Living in crises, we could have sought fresh breathing creating a new atmosphere. However, the average people are not only reluctant to dream but they have run out of dreams. Some of them hope to see that the social ills would die down automatically. When powerful contemporary ideas turn old, new ideas are required to bring solutions to the latest problems of society. Conspicuously, the protagonists of the status quo fear the unknown and thus try to resist change.
That kind of lack of confidence in future instigates corrupt practices at different spheres of life, as reflected in brain drain or flight of capital.
That becomes the order of the day, to a great extent. We can’t postulate yet that proper analysis of failure of the present is a step towards making solutions for a better future.
The rhetorical statement by US President John F Kennedy that “Ask not what your country can do for you – ask what you can do for your country” is not relevant in the 21st century context. The customised slogan “Long Live Revolution” no longer attracts the youth of new generations.
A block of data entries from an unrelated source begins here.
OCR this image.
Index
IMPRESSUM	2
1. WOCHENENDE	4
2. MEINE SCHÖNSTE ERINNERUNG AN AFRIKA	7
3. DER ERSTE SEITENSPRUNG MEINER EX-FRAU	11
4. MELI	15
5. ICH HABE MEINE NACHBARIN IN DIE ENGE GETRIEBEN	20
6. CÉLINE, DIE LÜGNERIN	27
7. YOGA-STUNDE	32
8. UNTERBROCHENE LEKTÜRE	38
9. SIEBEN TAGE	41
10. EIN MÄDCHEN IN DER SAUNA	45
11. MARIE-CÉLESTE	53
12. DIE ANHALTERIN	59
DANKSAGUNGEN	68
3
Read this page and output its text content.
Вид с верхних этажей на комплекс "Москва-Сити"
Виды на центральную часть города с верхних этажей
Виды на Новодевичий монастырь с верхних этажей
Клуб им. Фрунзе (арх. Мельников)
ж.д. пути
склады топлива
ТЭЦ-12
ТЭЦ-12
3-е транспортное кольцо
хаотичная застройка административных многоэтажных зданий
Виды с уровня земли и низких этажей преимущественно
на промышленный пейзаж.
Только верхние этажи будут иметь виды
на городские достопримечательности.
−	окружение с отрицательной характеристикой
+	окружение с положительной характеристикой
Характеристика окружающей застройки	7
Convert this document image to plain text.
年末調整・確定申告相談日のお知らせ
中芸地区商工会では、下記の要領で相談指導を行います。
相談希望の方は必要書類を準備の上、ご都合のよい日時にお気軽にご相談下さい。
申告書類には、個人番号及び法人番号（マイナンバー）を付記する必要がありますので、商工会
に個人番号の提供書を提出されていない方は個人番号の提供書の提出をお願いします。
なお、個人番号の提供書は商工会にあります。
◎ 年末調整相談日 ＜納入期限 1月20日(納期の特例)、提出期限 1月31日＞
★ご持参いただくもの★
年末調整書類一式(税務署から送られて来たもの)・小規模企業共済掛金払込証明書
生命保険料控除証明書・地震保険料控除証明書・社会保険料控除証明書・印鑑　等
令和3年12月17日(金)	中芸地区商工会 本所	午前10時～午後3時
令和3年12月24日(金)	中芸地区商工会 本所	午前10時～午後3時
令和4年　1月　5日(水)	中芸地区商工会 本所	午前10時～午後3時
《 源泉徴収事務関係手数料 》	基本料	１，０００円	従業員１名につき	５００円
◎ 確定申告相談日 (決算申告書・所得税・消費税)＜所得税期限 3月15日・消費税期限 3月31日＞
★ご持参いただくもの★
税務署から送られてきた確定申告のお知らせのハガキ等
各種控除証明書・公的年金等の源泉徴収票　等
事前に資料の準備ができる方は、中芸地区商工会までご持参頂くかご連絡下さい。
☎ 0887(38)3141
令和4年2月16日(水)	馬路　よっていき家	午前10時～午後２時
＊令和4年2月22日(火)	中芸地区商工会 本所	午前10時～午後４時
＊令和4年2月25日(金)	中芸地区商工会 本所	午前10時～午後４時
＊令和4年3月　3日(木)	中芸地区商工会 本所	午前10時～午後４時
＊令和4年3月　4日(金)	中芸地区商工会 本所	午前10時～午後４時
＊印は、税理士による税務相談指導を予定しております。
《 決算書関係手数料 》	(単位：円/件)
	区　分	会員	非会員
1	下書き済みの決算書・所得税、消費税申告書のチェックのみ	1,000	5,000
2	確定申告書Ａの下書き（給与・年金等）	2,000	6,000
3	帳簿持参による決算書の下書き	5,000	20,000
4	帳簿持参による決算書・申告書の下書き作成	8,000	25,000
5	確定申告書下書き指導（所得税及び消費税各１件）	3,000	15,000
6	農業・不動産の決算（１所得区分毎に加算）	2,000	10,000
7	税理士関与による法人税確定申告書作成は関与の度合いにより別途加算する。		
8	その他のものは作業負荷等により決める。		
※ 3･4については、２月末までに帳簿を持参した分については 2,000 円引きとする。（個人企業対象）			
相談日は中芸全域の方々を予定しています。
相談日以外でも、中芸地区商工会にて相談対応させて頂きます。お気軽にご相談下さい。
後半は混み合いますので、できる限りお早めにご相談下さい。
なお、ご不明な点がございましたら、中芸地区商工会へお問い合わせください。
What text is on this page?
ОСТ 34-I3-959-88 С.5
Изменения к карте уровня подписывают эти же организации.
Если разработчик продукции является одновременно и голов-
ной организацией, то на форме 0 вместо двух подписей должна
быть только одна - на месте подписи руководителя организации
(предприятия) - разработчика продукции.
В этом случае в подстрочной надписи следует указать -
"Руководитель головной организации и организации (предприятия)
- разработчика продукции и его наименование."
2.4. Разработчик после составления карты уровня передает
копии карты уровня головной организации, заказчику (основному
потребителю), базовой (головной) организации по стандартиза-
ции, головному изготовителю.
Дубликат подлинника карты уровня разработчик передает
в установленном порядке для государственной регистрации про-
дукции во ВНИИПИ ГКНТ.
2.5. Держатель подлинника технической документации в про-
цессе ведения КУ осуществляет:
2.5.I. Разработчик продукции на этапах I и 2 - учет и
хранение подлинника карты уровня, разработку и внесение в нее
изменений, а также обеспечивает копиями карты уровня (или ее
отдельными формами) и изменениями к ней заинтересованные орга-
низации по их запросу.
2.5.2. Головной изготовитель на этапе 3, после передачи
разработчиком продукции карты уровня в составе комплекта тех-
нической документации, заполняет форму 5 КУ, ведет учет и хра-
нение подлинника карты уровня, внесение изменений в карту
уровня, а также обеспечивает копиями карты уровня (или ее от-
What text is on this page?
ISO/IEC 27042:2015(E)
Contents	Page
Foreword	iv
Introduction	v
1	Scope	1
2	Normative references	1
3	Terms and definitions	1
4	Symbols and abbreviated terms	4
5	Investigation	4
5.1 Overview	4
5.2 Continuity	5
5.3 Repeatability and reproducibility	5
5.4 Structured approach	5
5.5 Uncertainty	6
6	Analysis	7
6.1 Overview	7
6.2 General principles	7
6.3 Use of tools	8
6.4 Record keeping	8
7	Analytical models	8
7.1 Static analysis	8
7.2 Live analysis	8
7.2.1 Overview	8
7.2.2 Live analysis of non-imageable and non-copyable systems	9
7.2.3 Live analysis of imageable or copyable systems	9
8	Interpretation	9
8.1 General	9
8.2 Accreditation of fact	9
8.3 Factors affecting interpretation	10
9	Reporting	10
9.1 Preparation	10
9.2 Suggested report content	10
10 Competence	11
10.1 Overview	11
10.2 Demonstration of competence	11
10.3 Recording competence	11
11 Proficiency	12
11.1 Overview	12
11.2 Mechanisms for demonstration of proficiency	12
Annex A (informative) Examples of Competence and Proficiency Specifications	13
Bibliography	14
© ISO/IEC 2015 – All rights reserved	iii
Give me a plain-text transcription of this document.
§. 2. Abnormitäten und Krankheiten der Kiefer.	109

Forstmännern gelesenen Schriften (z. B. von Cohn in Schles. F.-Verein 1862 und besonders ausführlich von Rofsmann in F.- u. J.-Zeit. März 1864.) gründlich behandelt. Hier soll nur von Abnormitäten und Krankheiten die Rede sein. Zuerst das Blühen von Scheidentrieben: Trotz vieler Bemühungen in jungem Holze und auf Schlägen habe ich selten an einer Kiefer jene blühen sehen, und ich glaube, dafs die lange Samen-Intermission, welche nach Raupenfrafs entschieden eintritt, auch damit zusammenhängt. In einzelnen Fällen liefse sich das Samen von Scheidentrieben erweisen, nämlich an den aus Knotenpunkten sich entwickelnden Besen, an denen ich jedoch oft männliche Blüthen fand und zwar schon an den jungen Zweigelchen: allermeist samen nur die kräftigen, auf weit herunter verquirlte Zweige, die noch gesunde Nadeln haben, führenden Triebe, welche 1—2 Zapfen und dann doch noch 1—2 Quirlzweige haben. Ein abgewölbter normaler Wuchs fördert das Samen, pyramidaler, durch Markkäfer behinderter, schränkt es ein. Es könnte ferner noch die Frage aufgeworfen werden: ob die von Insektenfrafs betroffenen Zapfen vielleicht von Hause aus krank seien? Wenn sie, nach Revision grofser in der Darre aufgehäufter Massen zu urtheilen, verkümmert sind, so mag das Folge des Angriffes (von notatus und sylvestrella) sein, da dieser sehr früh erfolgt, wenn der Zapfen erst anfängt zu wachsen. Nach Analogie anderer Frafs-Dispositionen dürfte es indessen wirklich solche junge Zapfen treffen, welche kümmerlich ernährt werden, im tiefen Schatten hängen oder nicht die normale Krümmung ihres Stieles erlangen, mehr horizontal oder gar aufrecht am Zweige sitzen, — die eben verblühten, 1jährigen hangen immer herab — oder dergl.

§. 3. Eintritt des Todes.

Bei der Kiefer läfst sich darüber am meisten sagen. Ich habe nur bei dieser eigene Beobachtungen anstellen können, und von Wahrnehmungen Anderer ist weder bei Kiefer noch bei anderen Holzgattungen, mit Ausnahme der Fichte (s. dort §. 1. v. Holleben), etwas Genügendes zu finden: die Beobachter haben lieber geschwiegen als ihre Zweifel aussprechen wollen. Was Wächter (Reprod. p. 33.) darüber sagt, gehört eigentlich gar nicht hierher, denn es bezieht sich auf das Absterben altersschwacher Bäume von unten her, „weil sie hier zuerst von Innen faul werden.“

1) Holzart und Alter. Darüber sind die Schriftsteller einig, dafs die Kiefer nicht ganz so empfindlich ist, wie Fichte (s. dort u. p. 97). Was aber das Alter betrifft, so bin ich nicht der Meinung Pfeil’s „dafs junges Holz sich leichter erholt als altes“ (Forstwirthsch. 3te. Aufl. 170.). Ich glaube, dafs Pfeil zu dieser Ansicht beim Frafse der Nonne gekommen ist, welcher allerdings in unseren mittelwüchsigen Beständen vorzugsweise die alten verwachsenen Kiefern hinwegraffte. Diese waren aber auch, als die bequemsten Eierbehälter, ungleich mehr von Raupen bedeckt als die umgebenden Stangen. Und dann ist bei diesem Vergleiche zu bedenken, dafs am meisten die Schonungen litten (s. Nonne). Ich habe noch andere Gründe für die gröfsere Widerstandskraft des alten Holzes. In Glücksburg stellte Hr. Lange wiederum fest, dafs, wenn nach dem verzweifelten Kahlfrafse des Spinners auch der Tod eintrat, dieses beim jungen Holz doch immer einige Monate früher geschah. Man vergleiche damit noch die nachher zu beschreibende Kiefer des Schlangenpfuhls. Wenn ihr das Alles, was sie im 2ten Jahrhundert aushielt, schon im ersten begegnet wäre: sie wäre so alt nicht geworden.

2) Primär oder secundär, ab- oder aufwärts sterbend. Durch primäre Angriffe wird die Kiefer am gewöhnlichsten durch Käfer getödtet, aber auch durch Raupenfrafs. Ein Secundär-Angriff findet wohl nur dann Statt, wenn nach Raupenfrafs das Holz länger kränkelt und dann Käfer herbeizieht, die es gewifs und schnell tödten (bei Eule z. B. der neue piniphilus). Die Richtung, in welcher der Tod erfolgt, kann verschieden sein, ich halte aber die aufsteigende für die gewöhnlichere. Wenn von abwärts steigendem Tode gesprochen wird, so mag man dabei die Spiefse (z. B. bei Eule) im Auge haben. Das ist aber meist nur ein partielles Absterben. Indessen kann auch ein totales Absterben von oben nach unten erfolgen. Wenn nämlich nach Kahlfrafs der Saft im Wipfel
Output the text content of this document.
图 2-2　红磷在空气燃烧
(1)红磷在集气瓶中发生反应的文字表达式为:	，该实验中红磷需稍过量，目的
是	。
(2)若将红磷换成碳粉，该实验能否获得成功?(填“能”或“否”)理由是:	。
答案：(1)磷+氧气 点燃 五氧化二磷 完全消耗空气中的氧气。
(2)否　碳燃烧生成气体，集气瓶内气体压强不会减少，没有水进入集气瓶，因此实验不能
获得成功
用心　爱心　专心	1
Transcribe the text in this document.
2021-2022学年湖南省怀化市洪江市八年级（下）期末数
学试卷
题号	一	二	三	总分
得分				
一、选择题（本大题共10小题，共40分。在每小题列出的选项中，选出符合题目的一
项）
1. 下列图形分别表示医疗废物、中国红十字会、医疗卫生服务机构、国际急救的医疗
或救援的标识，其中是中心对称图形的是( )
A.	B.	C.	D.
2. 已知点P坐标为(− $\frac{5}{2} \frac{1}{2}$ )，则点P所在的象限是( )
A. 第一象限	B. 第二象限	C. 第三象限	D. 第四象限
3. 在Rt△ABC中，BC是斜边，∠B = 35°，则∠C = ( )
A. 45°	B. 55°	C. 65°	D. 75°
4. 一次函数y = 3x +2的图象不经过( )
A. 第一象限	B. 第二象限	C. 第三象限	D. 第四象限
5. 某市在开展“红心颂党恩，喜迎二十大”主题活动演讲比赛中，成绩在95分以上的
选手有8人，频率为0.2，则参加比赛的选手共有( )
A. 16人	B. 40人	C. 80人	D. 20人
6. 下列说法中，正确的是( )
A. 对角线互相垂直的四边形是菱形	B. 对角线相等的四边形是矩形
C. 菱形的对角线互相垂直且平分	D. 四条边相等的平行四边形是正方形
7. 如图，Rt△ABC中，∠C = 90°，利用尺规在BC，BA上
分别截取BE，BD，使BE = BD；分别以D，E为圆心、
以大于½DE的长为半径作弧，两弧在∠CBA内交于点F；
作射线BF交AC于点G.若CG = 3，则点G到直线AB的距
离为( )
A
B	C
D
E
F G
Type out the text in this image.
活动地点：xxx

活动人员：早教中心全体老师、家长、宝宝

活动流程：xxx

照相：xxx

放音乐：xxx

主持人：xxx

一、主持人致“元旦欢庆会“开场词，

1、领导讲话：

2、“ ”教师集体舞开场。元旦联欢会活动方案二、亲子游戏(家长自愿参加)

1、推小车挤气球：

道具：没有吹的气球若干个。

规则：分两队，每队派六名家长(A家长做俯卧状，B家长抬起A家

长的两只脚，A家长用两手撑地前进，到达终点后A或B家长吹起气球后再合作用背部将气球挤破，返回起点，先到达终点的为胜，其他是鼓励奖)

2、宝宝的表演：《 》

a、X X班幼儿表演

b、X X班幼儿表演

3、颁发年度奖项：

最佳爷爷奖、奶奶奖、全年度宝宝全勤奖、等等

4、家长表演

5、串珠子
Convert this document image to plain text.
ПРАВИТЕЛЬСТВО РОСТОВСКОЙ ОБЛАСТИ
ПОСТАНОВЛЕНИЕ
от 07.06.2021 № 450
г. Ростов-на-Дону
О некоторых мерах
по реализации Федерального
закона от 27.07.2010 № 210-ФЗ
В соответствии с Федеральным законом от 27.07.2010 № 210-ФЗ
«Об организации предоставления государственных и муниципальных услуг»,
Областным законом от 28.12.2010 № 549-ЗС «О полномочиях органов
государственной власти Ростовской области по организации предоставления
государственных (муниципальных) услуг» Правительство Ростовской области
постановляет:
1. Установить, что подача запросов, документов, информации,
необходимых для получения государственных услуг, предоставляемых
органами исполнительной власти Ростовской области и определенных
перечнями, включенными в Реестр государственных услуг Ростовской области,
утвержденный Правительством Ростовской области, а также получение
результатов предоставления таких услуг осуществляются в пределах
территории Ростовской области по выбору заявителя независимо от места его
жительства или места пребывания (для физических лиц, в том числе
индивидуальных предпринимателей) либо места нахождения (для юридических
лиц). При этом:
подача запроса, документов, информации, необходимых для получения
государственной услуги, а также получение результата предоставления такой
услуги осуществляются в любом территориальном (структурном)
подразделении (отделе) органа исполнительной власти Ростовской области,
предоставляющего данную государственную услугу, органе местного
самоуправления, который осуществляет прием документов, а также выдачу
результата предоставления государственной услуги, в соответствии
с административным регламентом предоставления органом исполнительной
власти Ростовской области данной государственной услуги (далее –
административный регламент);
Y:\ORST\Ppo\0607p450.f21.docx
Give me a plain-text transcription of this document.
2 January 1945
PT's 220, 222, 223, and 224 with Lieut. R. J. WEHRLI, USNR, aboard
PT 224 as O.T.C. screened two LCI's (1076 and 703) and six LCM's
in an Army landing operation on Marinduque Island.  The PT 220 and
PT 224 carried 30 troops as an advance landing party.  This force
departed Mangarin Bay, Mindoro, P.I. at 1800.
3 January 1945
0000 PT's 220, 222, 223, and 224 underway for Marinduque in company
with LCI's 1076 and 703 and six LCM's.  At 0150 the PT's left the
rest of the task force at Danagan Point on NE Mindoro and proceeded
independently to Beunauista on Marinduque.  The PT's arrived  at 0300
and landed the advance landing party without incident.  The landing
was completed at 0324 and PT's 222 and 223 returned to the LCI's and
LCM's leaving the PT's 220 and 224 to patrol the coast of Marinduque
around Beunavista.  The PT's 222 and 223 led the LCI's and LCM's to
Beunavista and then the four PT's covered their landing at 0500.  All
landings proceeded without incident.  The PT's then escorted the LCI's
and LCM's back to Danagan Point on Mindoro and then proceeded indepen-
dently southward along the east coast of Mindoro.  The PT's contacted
The dominant world goes by what Omar Khayyam said of Nagad – “Ah, take the Cash.”
The European metaphor of social contract, as manifested in efforts to build state institutions in countries around the globe, was often hijacked by hegemonic forces. Once someone is powerful in the statecraft, institutions do follow him/her, effectively excluding the masses from the process of building lives.
Unfortunately, the message that the best Bangladesh can offer its generations of people are yet to come is not disseminated with a strong assurance. Nobody realises if time has come to revive the dreams of Bangladesh that remain unrealised. Why can’t youths emerge as entrepreneurs, leaders in several sectors?
The barrier to healthy social development lies not just in the system – the growth of individual is hindered further by a perfectly functional peaceful anarchy unleashed by the social media and its success in keeping consumers glued to it.
Irrelevance of citizens in a society they live in – physically or virtually – is both cause and effect of sterilisation of social thinking and activism. Some people need to think exceptionally to make it a new normal for the foreseeable future.
Even if they don’t want, the youth and children are the future of any country. It’s truer for Bangladesh, for they have to build their own life and collective future. It’s up to the youthful minds to generate ideas of how they would flourish their potential, assume leadership and contribute to building a future. The juvenile’s movement for safe road in 2018 was just a prelude to what Bangladesh is expected of in the near future.